By JOHN FRIEDLEIN
FLINT HILL — Used to be, you could breeze past a McDonald’s window for a fried apple pie.
No more. The fast-food chain has been baking them for 16 years.
Daisy Knight, however, helped save the flaky dessert from extinction last week when the 101-year-old taught two generations of her relatives how to make them.
“We wanted her to pass that family tradition down to us,” granddaughter Melissa Hartmann said.
Knight’s pie-making skill is well-known. Way back when, her 10 children would jostle for position in line to make sure they got one. And fans would drive from as far away as Hodgenville when they were served at a biennial yard sale.
Knight charged $2. After working for the better part of two hours on their first batch, one of her students decided the price should have been higher.
“Have you ever heard the term, labor-intensive? That’s what this is,” Hartmann said.
Perhaps not to Knight, who, using a washboard, at one time scrubbed laundry for a dozen family members.
Knight on Wednesday calmly offered suggestions during the pie lesson in granddaughter Dianne Alvey’s kitchen, which is appointed with a country craft décor and overlooks her cattle and tobacco farm.
Roll the dough out thinner than a biscuit — and one crust at a time, Knight told blue-ribbon biscuit maker Alvey.
How about five pounds of sugar to cut the Granny Smiths’ tartness? Too much. How much then? “Make it to suit you.”
This isn’t an exact science.
Knight, a resident of Elizabethtown’s MorningView Gardens assisted living center, tested the consistency of the filling with a paring knife. Chunky applesauce was the goal.
After the apples were properly mashed and the crusts stuffed with filling, talk quieted a bit.

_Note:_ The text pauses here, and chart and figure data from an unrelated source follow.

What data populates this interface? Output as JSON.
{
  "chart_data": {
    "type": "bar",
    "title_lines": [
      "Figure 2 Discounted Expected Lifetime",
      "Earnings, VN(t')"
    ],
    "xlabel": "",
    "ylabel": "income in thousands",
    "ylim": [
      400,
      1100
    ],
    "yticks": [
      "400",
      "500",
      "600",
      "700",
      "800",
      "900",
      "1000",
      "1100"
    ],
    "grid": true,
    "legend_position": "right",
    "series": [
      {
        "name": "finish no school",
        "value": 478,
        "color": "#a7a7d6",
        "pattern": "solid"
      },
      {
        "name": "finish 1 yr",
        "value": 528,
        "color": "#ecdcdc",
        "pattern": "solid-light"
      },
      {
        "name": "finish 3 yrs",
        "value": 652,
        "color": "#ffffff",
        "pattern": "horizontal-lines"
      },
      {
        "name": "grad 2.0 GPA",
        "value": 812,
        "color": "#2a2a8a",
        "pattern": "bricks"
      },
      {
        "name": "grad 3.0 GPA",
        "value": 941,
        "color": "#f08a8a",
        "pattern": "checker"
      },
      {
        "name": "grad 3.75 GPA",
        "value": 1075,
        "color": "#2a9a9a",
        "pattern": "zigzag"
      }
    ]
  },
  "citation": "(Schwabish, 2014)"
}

The smell of fried dough filled the kitchen.
This was the hard part. Filling seeped through the top of the first pie.
“I know it’s not like yours, Mamaw,” Alvey said.
Knight’s are “picture perfect,” great-granddaughter Dana Sego said.
One of the students mentioned McDonald’s as a fallback, albeit a dated one.
Knight’s son, J.T., ate the first one in a bowl. (Less crumbly fried pies can be eaten with the hands.) He deemed it “pretty good,” but it could stand more filling. A cook threatened to hit him with a dough ball.
“We don’t know what we’re doing, but we’re learning,” Alvey said.
The omelet-sized fritters, though, improved with practice.
Now for the real test.
They handed one to Daisy Knight.
“That is pretty good,” she said.
John Friedlein can be reached at (270) 505-1746 or jfriedlein@ thenewsenterprise.com. His Stories from the Heartland column appears on Mondays.
John Friedlein can be reached at (270) 505-1746 or jfriedlein@ thenewsenterprise.com. His Stories from the Heartland column appears on Mondays.
Daisy Knight’s fried apple pie recipe
Submitted by granddaughter Melissa Hartman 10 large cooking apples ½ to 1 cup sugar 2-3 tablespoons cinnamon Biscuit dough Crisco (for frying pies) Peel and thinly slice apples into a large kettle or pan. Add 1 cup of water, more or less, and cook on stovetop until apples are soft. Use a potato masher or the back of a wooden spoon to get the apples to resemble chunky applesauce. Add ½ cup sugar at a time until apples are sweet enough. Also, add 2-3 tablespoons of cinnamon at this time. Using your favorite recipe for biscuits, thinly roll out the dough into an oval. Put a large spoonful of the cooked apples on half of the dough. Fold the other half of the dough, crimping the edges to form a tight seal. (It should look somewhat like a half moon.) Heat some Crisco in a skillet on medium heat. Gently place the pies into the pan. Fry on both sides, making sure each side is brown but not burned. Depending on size, this should make 8-10 pies. Practice makes perfect on these, so if they don't look "picture perfect" the first time, keep practicing. The results will be worth the effort.